Among them, curcumin inhibits apoptosis and increases mucosal epithelial resistance, thereby increasing gastric mucosal cell differentiation. Curcumin is a unique antioxidant containing many functional groups, including phenolic hydroxyl groups, methoxy groups and 1,3-β-diketones, as determined by chemical structure analysis. Curcuminoids can undergo nucleophilic addition via various complex mechanisms, which confers their antioxidant properties [49,50]. Curcumin is unstable under alkaline conditions, but its stability increases significantly under acidic conditions. In an in vivo study, curcumin was compared with lansoprazole, a proton pump inhibitor (PPI) that is the recommended standard drug for the treatment of gastrointestinal diseases such as gastroesophageal reflux disease (GERD) [51]. It was found that curcumin can effectively prevent the formation of acute mixed reflux esophagitis, reduce neutrophil infiltration, and reduce its severity.
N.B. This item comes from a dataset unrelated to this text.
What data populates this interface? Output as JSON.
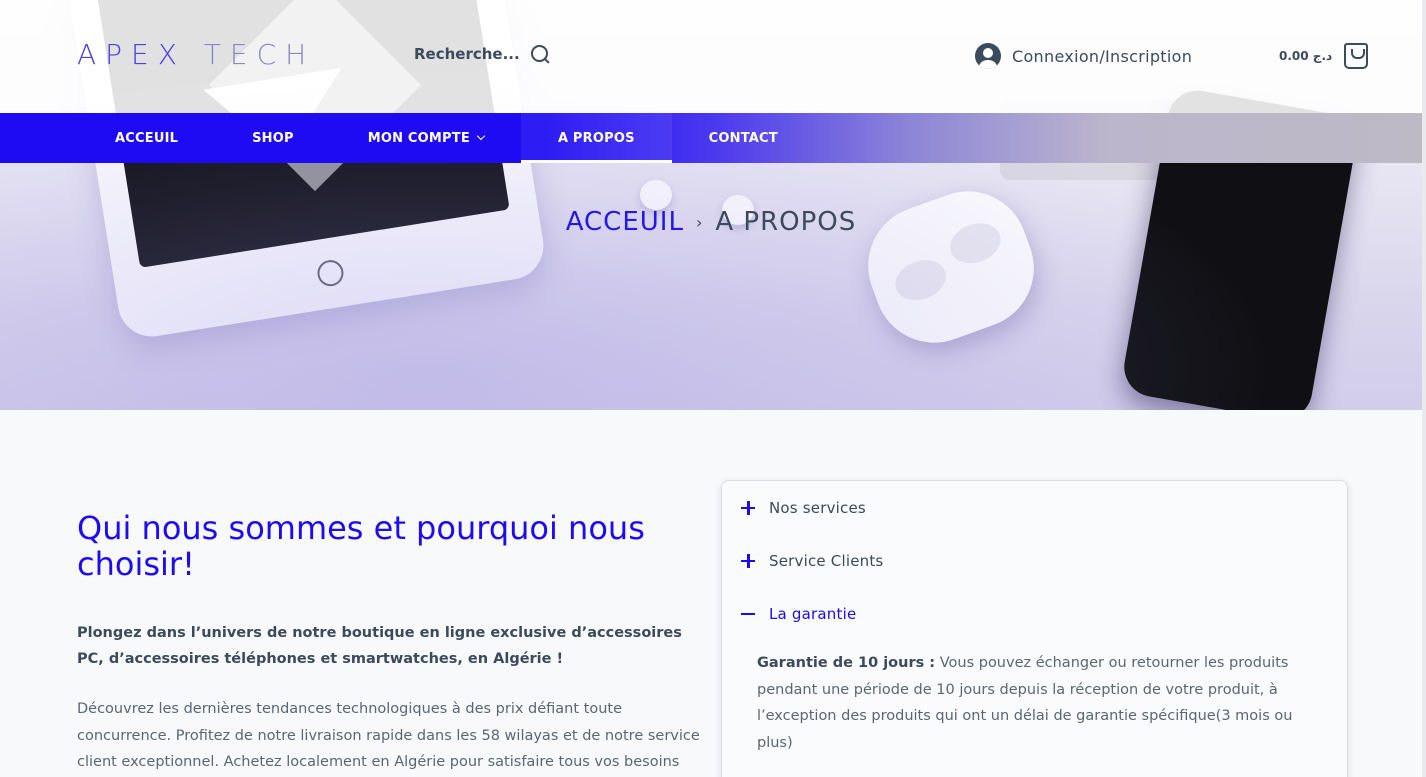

Although curcumin is less effective than the proton pump inhibitor (PPI) lansoprazole in inhibiting acid reflux esophagitis, it is effective in preventing bile acid reflux esophagitis. This protective mechanism of curcumin in the esophagus can be attributed to the antioxidant properties of curcumin.

 

3 Conclusion

Analysis of the chemical structure and pharmacological effects of curcumin shows that it has anti-inflammatory, anticancer and antioxidant biological effects. As research continues, the overall efficacy of curcumin in treating various diseases such as gastric inflammation and cancer is expected to be promising. The role and mechanism of curcumin in the development and progression of diseases will provide new ideas for the prevention and treatment of various diseases, which is of great significance for the diagnosis and prevention of diseases.